Златовратские, Опалинские, Полушкины, оба почтовых чиновника, служащий метеорологической станции и даже семья старшего священника – все они, по-видимости, хотели бы установить со мной светское общение и ввести меня в здешнее общество. Да я не даюсь, поддерживая тем самым легенду о нелюдимости здешних инженеров, общающихся исключительно со своею тетрадью. Кроме нее, единственный мой постоянный собеседник – Иван Притыков, едва ли двадцати лет, как я сумел понять – внебрачный сын Ивана Гордеева от Настасьи Притыковой. Марья Ивановна (при молчаливом согласии Петра Ивановича) приблудыша признала уже после смерти их общего отца, выучила в четырехклассном училище и пристроила к семейному делу в той его части, которая не касается до приисков. Молодой Иван напоминает мне молодого Полушкина. Та же диковатая жесткость в сочетании с непонятной, неглубоко скрытой мечтательностью. Оба молодых человека при необходимости мечтательность свою затыкают за пояс, дела ведут хватко, говорят мало и четко, оба любят книги, и по-своему, вскользь и беспорядочно, могут считаться начитанными. Полушкин тяготеет к естественнонаучным теориям и умозаключениям, Притыков ориентирован более практически и, я бы сказал, экономически. Оба, на мой взгляд, на порядок превосходят господ политических в здравости мышления и укорененности на здешних, сибирских реалиях и почвах.
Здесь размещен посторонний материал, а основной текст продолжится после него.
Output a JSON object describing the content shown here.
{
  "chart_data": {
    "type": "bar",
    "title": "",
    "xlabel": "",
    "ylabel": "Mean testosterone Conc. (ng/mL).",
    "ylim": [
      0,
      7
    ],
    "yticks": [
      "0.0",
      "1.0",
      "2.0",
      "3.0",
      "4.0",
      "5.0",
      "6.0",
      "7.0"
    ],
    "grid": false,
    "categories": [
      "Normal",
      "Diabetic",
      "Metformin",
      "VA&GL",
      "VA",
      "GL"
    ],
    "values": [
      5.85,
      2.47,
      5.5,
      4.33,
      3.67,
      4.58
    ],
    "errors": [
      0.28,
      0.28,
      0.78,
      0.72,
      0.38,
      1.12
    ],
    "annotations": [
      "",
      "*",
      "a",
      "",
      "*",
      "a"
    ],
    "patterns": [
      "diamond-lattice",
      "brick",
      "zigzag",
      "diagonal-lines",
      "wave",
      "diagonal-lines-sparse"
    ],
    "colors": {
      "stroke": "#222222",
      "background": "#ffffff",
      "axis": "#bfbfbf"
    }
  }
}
При том, молодой Полушкин как-то в минуту откровенности признался мне, что, ежели бы не открывшиеся после бегства старшего брата потребности дела, давно уж, в юных годах, бросил бы здесь все и отъехал в Петербург в Университет, учиться на естественном отделении.
– Многощетинковых червей изучать? – не удержался я от ехидства.
– Отчего же так? ТО – Ипполита Михайловича Коронина вотчина, – спокойно парировал Василий. – Меня, было, отряд Formica класса Insecta более интересовал.